The ability of more nanofiber layers was tested further as proof-of-concept. In variation D, where three metal blade locations were used, separately, and nanofibers filled the space each time, making three separate individual layers, as was expected. The three distinct nanofiber layers are shown in
Figure 10. This shows that it is possible to create many nanofiber layers simply by moving the grounded metal blades to different locations along the side walls of the V-shaped substrate. Further, the distance between the two layers can be easily controlled by placing the metal blades at desired locations, closer or further apart. Since the nanofibers get deposited only where the blades are, by moving the blades upwards while electrospinning, it should be possible to build the nanofibers continuously, rather than in separate layers. It is also intuitive from the proof-of-concept experiments discussed above that the nanofiber density (inter-nanofiber-spacing) through the space can be controlled by moving the blades at different speeds. For example, a slower blade motion can result in smaller inter-nanofiber-spacing, while a faster blade motion can give significantly higher inter-nanofiber-spacing. Since the metal blade dimensions (width and height) can be designed as small as needed, the thickness of the nanofiber layer can be controlled as well.

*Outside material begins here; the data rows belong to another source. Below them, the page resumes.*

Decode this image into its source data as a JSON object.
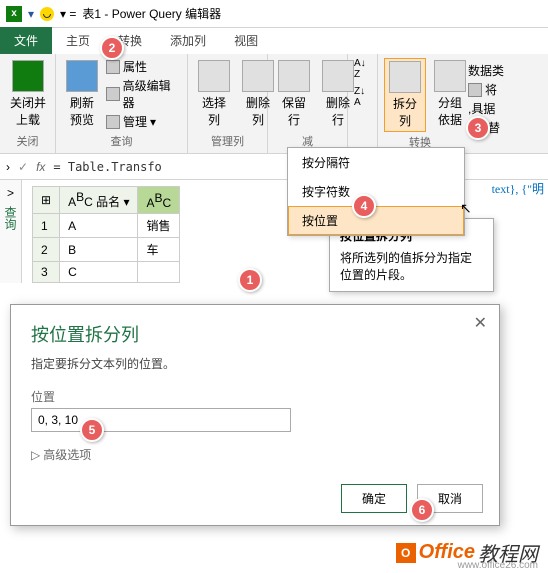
{
  "window": {
    "title": "表1 - Power Query 编辑器"
  },
  "tabs": {
    "file": "文件",
    "home": "主页",
    "transform": "转换",
    "addcol": "添加列",
    "view": "视图"
  },
  "ribbon": {
    "close": {
      "btn": "关闭并\n上载",
      "group": "关闭"
    },
    "query": {
      "refresh": "刷新\n预览",
      "props": "属性",
      "adveditor": "高级编辑器",
      "manage": "管理",
      "group": "查询"
    },
    "cols": {
      "select": "选择\n列",
      "remove": "删除\n列",
      "group": "管理列"
    },
    "rows": {
      "keep": "保留\n行",
      "remove": "删除\n行",
      "group": "减"
    },
    "sort": {
      "asc": "A↑Z",
      "desc": "Z↓A"
    },
    "split": {
      "btn": "拆分\n列",
      "group_btn": "分组\n依据",
      "group": "转换"
    },
    "data": {
      "type": "数据类",
      "row1": "将",
      "use": ",具据",
      "rep": "1,2 替"
    }
  },
  "formula": {
    "text": "= Table.Transfo"
  },
  "codehint": "text}, {\"明",
  "lefttabs": {
    "a": ">",
    "b": "查询"
  },
  "table": {
    "col1": "品名",
    "col2h1": "销售",
    "col2h2": "车",
    "rows": [
      {
        "n": "1",
        "v": "A"
      },
      {
        "n": "2",
        "v": "B"
      },
      {
        "n": "3",
        "v": "C"
      }
    ]
  },
  "dropdown": {
    "delim": "按分隔符",
    "chars": "按字符数",
    "pos": "按位置"
  },
  "tooltip": {
    "title": "按位置拆分列",
    "body": "将所选列的值拆分为指定位置的片段。"
  },
  "dialog": {
    "title": "按位置拆分列",
    "desc": "指定要拆分文本列的位置。",
    "label": "位置",
    "value": "0, 3, 10",
    "adv": "高级选项",
    "ok": "确定",
    "cancel": "取消"
  },
  "badges": {
    "b1": "1",
    "b2": "2",
    "b3": "3",
    "b4": "4",
    "b5": "5",
    "b6": "6"
  },
  "watermark": {
    "brand1": "Office",
    "brand2": "教程网",
    "url": "www.office26.com"
  }
}
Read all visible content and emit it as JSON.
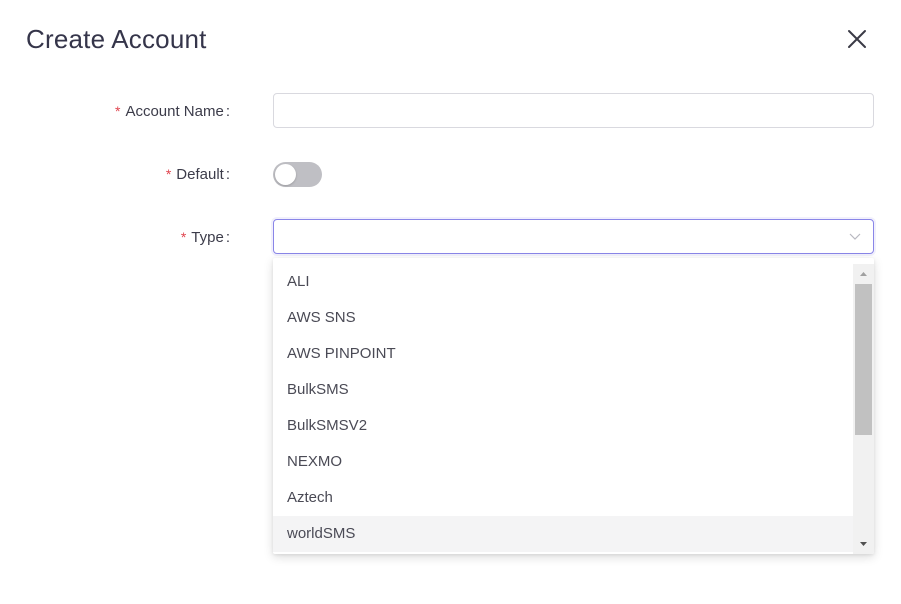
{
  "dialog": {
    "title": "Create Account",
    "close_icon": "close-icon"
  },
  "form": {
    "required_marker": "*",
    "account_name": {
      "label": "Account Name",
      "value": "",
      "placeholder": ""
    },
    "default": {
      "label": "Default",
      "enabled": false
    },
    "type": {
      "label": "Type",
      "value": "",
      "arrow_icon": "chevron-down-icon"
    },
    "colon": ":"
  },
  "dropdown": {
    "options": [
      "ALI",
      "AWS SNS",
      "AWS PINPOINT",
      "BulkSMS",
      "BulkSMSV2",
      "NEXMO",
      "Aztech",
      "worldSMS"
    ],
    "hovered_option": "worldSMS",
    "scroll_position_fraction": 0.0
  },
  "colors": {
    "title": "#35354a",
    "required": "#e0454f",
    "focus_border": "#8a86e8",
    "toggle_off": "#bfbfc4",
    "hover_bg": "#f4f4f5"
  }
}
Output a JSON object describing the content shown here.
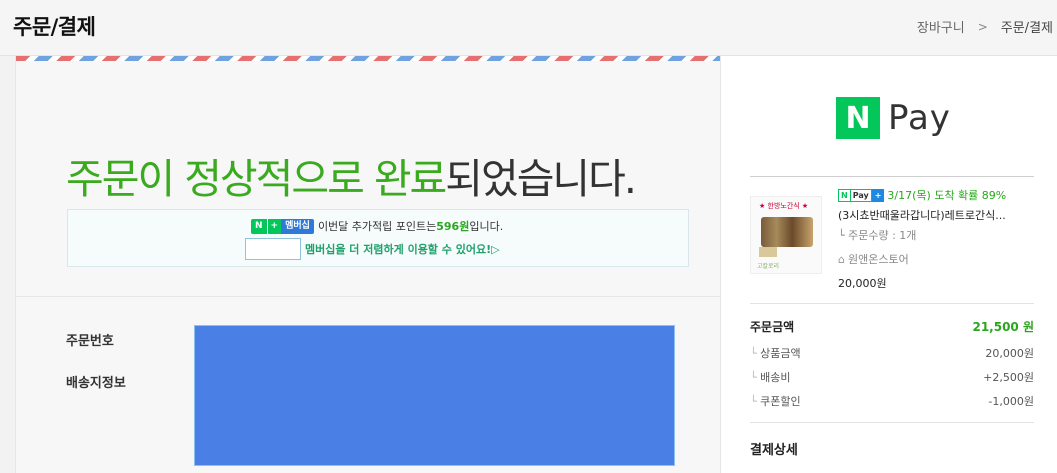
{
  "header": {
    "title": "주문/결제",
    "breadcrumb": [
      "장바구니",
      "주문/결제"
    ]
  },
  "main": {
    "headline_green": "주문이 정상적으로 완료",
    "headline_rest": "되었습니다.",
    "points": {
      "badge_n": "N",
      "badge_plus": "+",
      "badge_member": "멤버십",
      "text_before": "이번달 추가적립 포인트는 ",
      "amount": "596원",
      "text_after": "입니다.",
      "cta": "멤버십을 더 저렴하게 이용할 수 있어요!",
      "cta_icon": "▷"
    },
    "info": {
      "order_number_label": "주문번호",
      "shipping_label": "배송지정보"
    }
  },
  "sidebar": {
    "logo_n": "N",
    "logo_text": "Pay",
    "product": {
      "delivery": "3/17(목) 도착 확률 89%",
      "name": "(3시쵸반때울라갑니다)레트로간식...",
      "qty": "주문수량 : 1개",
      "store": "원앤온스토어",
      "price": "20,000원",
      "thumb_title": "★ 한방노간식 ★",
      "thumb_caption": "고칼로리"
    },
    "summary": {
      "order_total_label": "주문금액",
      "order_total": "21,500 원",
      "items_label": "상품금액",
      "items": "20,000원",
      "shipping_label": "배송비",
      "shipping": "+2,500원",
      "coupon_label": "쿠폰할인",
      "coupon": "-1,000원"
    },
    "payment_title": "결제상세"
  }
}
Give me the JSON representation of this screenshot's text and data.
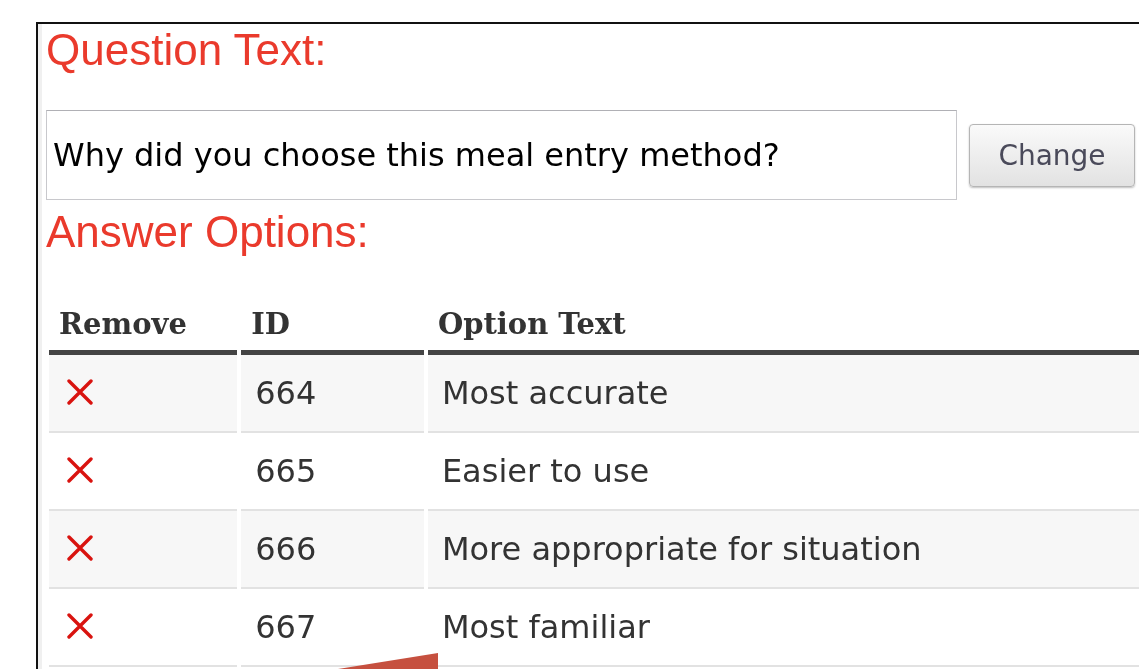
{
  "question": {
    "heading": "Question Text:",
    "value": "Why did you choose this meal entry method?",
    "button": "Change"
  },
  "answers": {
    "heading": "Answer Options:",
    "columns": [
      "Remove",
      "ID",
      "Option Text"
    ],
    "rows": [
      {
        "id": "664",
        "text": "Most accurate"
      },
      {
        "id": "665",
        "text": "Easier to use"
      },
      {
        "id": "666",
        "text": "More appropriate for situation"
      },
      {
        "id": "667",
        "text": "Most familiar"
      }
    ]
  }
}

The nanofiber layers with large spaces between them, along with the possibilities of building web structures with large thicknesses, can not only result in a low pressure drop for filters but can allow the filters to significantly increase the loading capacity and thus allow long time intervals before changing the filters and reduce significant amount of waste.
SEM images of all three bridges formed on the V-shaped substrate were taken for characterizing nanofiber diameters and distribution.

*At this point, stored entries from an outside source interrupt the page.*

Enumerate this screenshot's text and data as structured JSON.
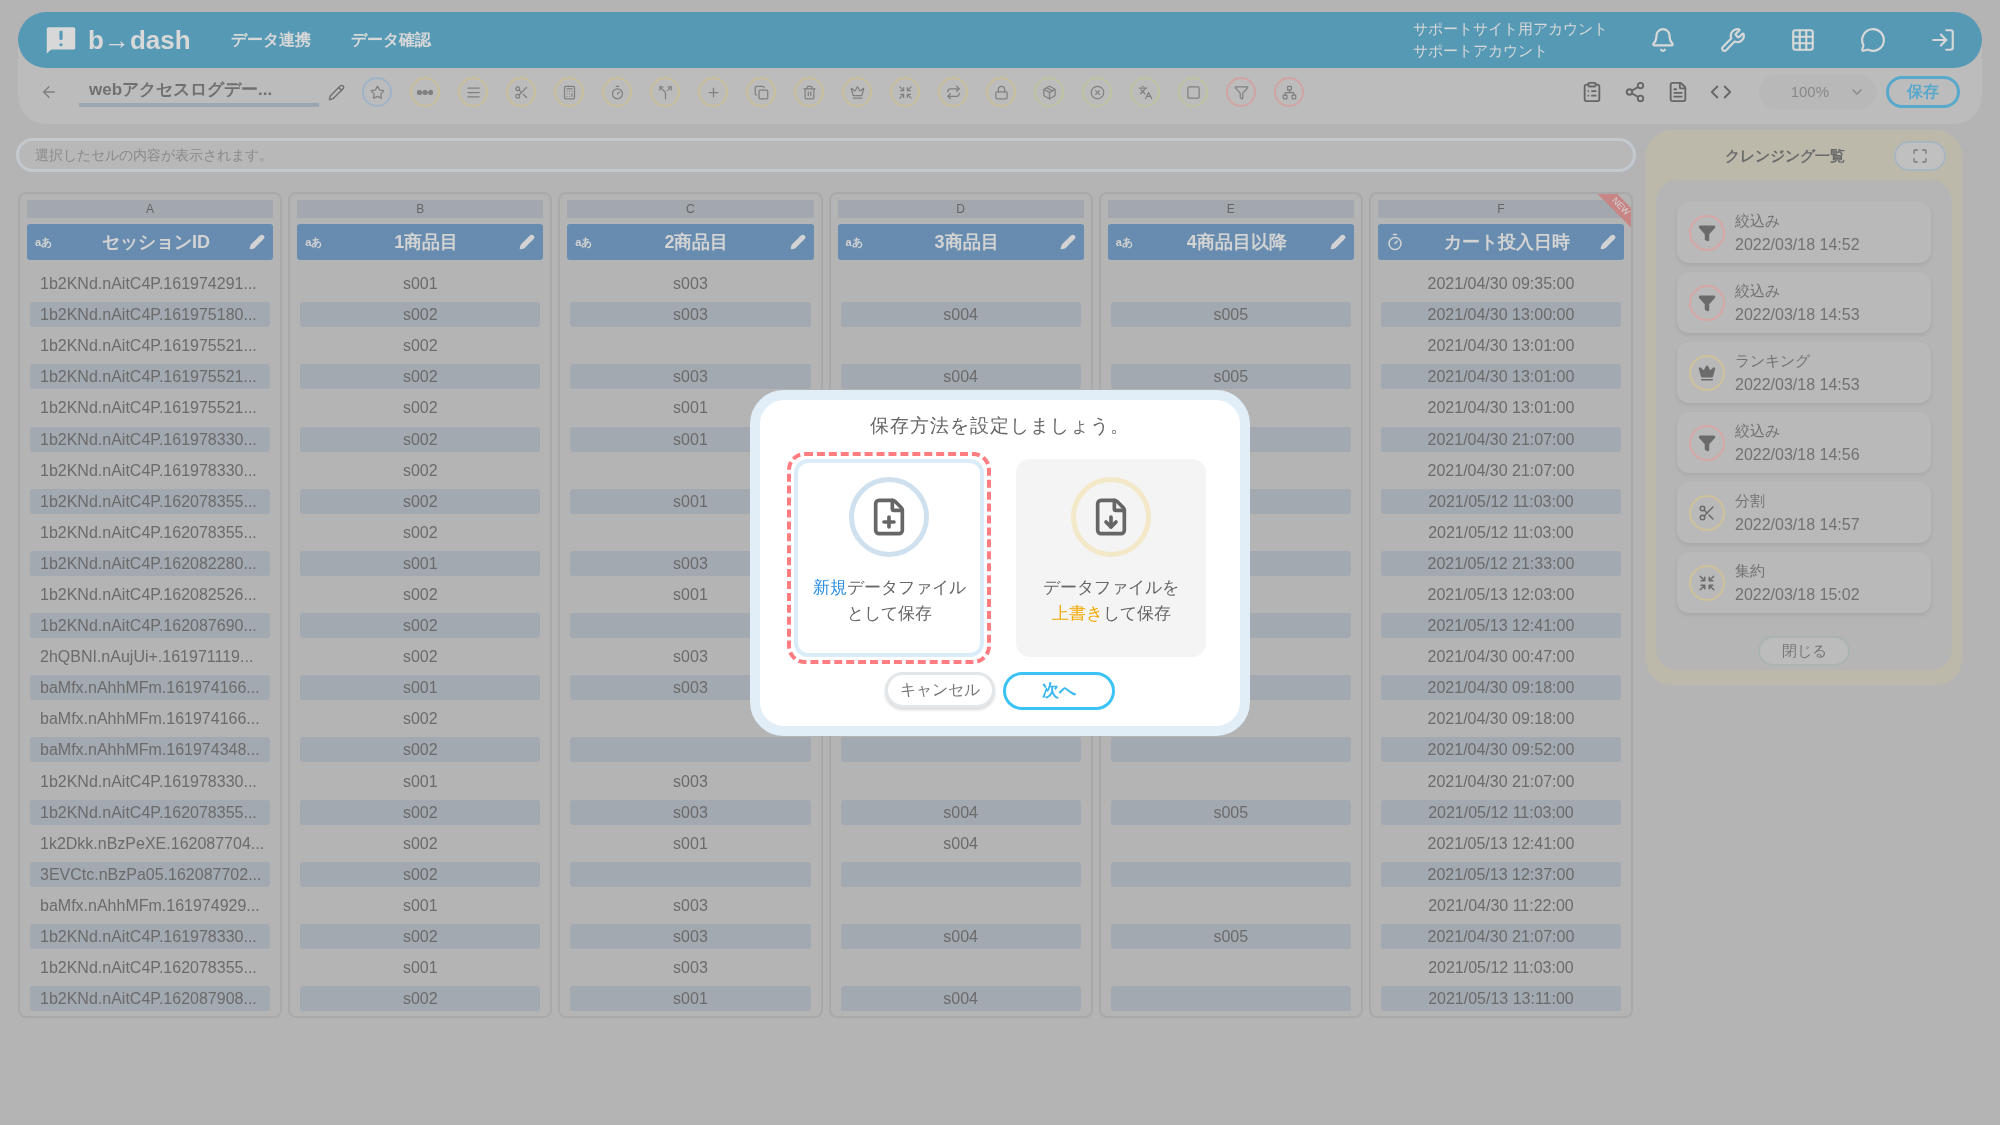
{
  "header": {
    "logo": "b→dash",
    "nav": [
      "データ連携",
      "データ確認"
    ],
    "account": [
      "サポートサイト用アカウント",
      "サポートアカウント"
    ]
  },
  "toolbar": {
    "title": "webアクセスログデー...",
    "zoom": "100%",
    "save": "保存"
  },
  "cell_preview": {
    "placeholder": "選択したセルの内容が表示されます。"
  },
  "table": {
    "columns": [
      {
        "letter": "A",
        "name": "セッションID",
        "kind": "text",
        "type_label": "aあ"
      },
      {
        "letter": "B",
        "name": "1商品目",
        "kind": "text",
        "type_label": "aあ"
      },
      {
        "letter": "C",
        "name": "2商品目",
        "kind": "text",
        "type_label": "aあ"
      },
      {
        "letter": "D",
        "name": "3商品目",
        "kind": "text",
        "type_label": "aあ"
      },
      {
        "letter": "E",
        "name": "4商品目以降",
        "kind": "text",
        "type_label": "aあ"
      },
      {
        "letter": "F",
        "name": "カート投入日時",
        "kind": "datetime",
        "badge": "NEW"
      }
    ],
    "rows": [
      [
        "1b2KNd.nAitC4P.161974291...",
        "s001",
        "s003",
        null,
        null,
        "2021/04/30 09:35:00"
      ],
      [
        "1b2KNd.nAitC4P.161975180...",
        "s002",
        "s003",
        "s004",
        "s005",
        "2021/04/30 13:00:00"
      ],
      [
        "1b2KNd.nAitC4P.161975521...",
        "s002",
        null,
        null,
        null,
        "2021/04/30 13:01:00"
      ],
      [
        "1b2KNd.nAitC4P.161975521...",
        "s002",
        "s003",
        "s004",
        "s005",
        "2021/04/30 13:01:00"
      ],
      [
        "1b2KNd.nAitC4P.161975521...",
        "s002",
        "s001",
        null,
        null,
        "2021/04/30 13:01:00"
      ],
      [
        "1b2KNd.nAitC4P.161978330...",
        "s002",
        "s001",
        null,
        null,
        "2021/04/30 21:07:00"
      ],
      [
        "1b2KNd.nAitC4P.161978330...",
        "s002",
        null,
        null,
        null,
        "2021/04/30 21:07:00"
      ],
      [
        "1b2KNd.nAitC4P.162078355...",
        "s002",
        "s001",
        null,
        null,
        "2021/05/12 11:03:00"
      ],
      [
        "1b2KNd.nAitC4P.162078355...",
        "s002",
        null,
        null,
        null,
        "2021/05/12 11:03:00"
      ],
      [
        "1b2KNd.nAitC4P.162082280...",
        "s001",
        "s003",
        null,
        null,
        "2021/05/12 21:33:00"
      ],
      [
        "1b2KNd.nAitC4P.162082526...",
        "s002",
        "s001",
        null,
        null,
        "2021/05/13 12:03:00"
      ],
      [
        "1b2KNd.nAitC4P.162087690...",
        "s002",
        null,
        null,
        null,
        "2021/05/13 12:41:00"
      ],
      [
        "2hQBNI.nAujUi+.161971119...",
        "s002",
        "s003",
        null,
        null,
        "2021/04/30 00:47:00"
      ],
      [
        "baMfx.nAhhMFm.161974166...",
        "s001",
        "s003",
        null,
        null,
        "2021/04/30 09:18:00"
      ],
      [
        "baMfx.nAhhMFm.161974166...",
        "s002",
        null,
        null,
        null,
        "2021/04/30 09:18:00"
      ],
      [
        "baMfx.nAhhMFm.161974348...",
        "s002",
        null,
        null,
        null,
        "2021/04/30 09:52:00"
      ],
      [
        "1b2KNd.nAitC4P.161978330...",
        "s001",
        "s003",
        null,
        null,
        "2021/04/30 21:07:00"
      ],
      [
        "1b2KNd.nAitC4P.162078355...",
        "s002",
        "s003",
        "s004",
        "s005",
        "2021/05/12 11:03:00"
      ],
      [
        "1k2Dkk.nBzPeXE.162087704...",
        "s002",
        "s001",
        "s004",
        null,
        "2021/05/13 12:41:00"
      ],
      [
        "3EVCtc.nBzPa05.162087702...",
        "s002",
        null,
        null,
        null,
        "2021/05/13 12:37:00"
      ],
      [
        "baMfx.nAhhMFm.161974929...",
        "s001",
        "s003",
        null,
        null,
        "2021/04/30 11:22:00"
      ],
      [
        "1b2KNd.nAitC4P.161978330...",
        "s002",
        "s003",
        "s004",
        "s005",
        "2021/04/30 21:07:00"
      ],
      [
        "1b2KNd.nAitC4P.162078355...",
        "s001",
        "s003",
        null,
        null,
        "2021/05/12 11:03:00"
      ],
      [
        "1b2KNd.nAitC4P.162087908...",
        "s002",
        "s001",
        "s004",
        null,
        "2021/05/13 13:11:00"
      ]
    ]
  },
  "cleansing_panel": {
    "title": "クレンジング一覧",
    "items": [
      {
        "kind": "filter",
        "label": "絞込み",
        "time": "2022/03/18 14:52"
      },
      {
        "kind": "filter",
        "label": "絞込み",
        "time": "2022/03/18 14:53"
      },
      {
        "kind": "ranking",
        "label": "ランキング",
        "time": "2022/03/18 14:53"
      },
      {
        "kind": "filter",
        "label": "絞込み",
        "time": "2022/03/18 14:56"
      },
      {
        "kind": "split",
        "label": "分割",
        "time": "2022/03/18 14:57"
      },
      {
        "kind": "aggregate",
        "label": "集約",
        "time": "2022/03/18 15:02"
      }
    ],
    "close": "閉じる"
  },
  "dialog": {
    "title": "保存方法を設定しましょう。",
    "options": [
      {
        "kind": "new",
        "lines": [
          "**新規**データファイル",
          "として保存"
        ],
        "color": "#2b8ee6",
        "selected": true
      },
      {
        "kind": "overwrite",
        "lines": [
          "データファイルを",
          "**上書き**して保存"
        ],
        "color": "#f0a800",
        "selected": false
      }
    ],
    "buttons": [
      {
        "kind": "cancel",
        "label": "キャンセル"
      },
      {
        "kind": "next",
        "label": "次へ"
      }
    ]
  }
}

Figure 11 shows typical SEM images of the three layers. All three layers looked similar with random fiber organization and the difference between their average diameters was found to be insignificant. Average nanofiber diameters and standard deviations for bottom, middle, and top bridges were 231 ± 33 nm, 233 ± 31 nm, and 236 ± 39 nm, respectively.
5. Conclusions
This paper presents a new and facile method of electrospinning for creating nanofibrous 3-D structures and provides a proof-of-concept for the method. The new method allows electrospinning nanofibers to form 3-D web-like structures of desired thicknesses, where the fiber spacing, density (i.e., fiber volume/unit volume), as well as shape of the structure may be controlled. Additionally, it should be possible to vary the fiber diameters through the thickness of the 3-D web structure by controlling the variables such as the polymer solution (e.g., concentration, solvent evaporation), melt viscosity (e.g., temperature, molecular weight of polymer), or flow rate while building the nanofibrous 3-D structure.
The new technique presented here can also be used in a myriad of applications other than air filtration where nanofibrous 3-D structures would be highly beneficial. These include tissue scaffolding for building artificial skin and other organs, deep wound healing, ultra-light-weight insulation, hydrogel preparation, and many others.
While many variations are possible with this novel method, this paper discusses a few cases, as proof-of-concept, that illustrate how multilayered nanofibrous 3-D structures can be made, particularly for application in air filtration. The computerized automation of the method should make it possible to build a myriad of structures suitable for a variety of applications.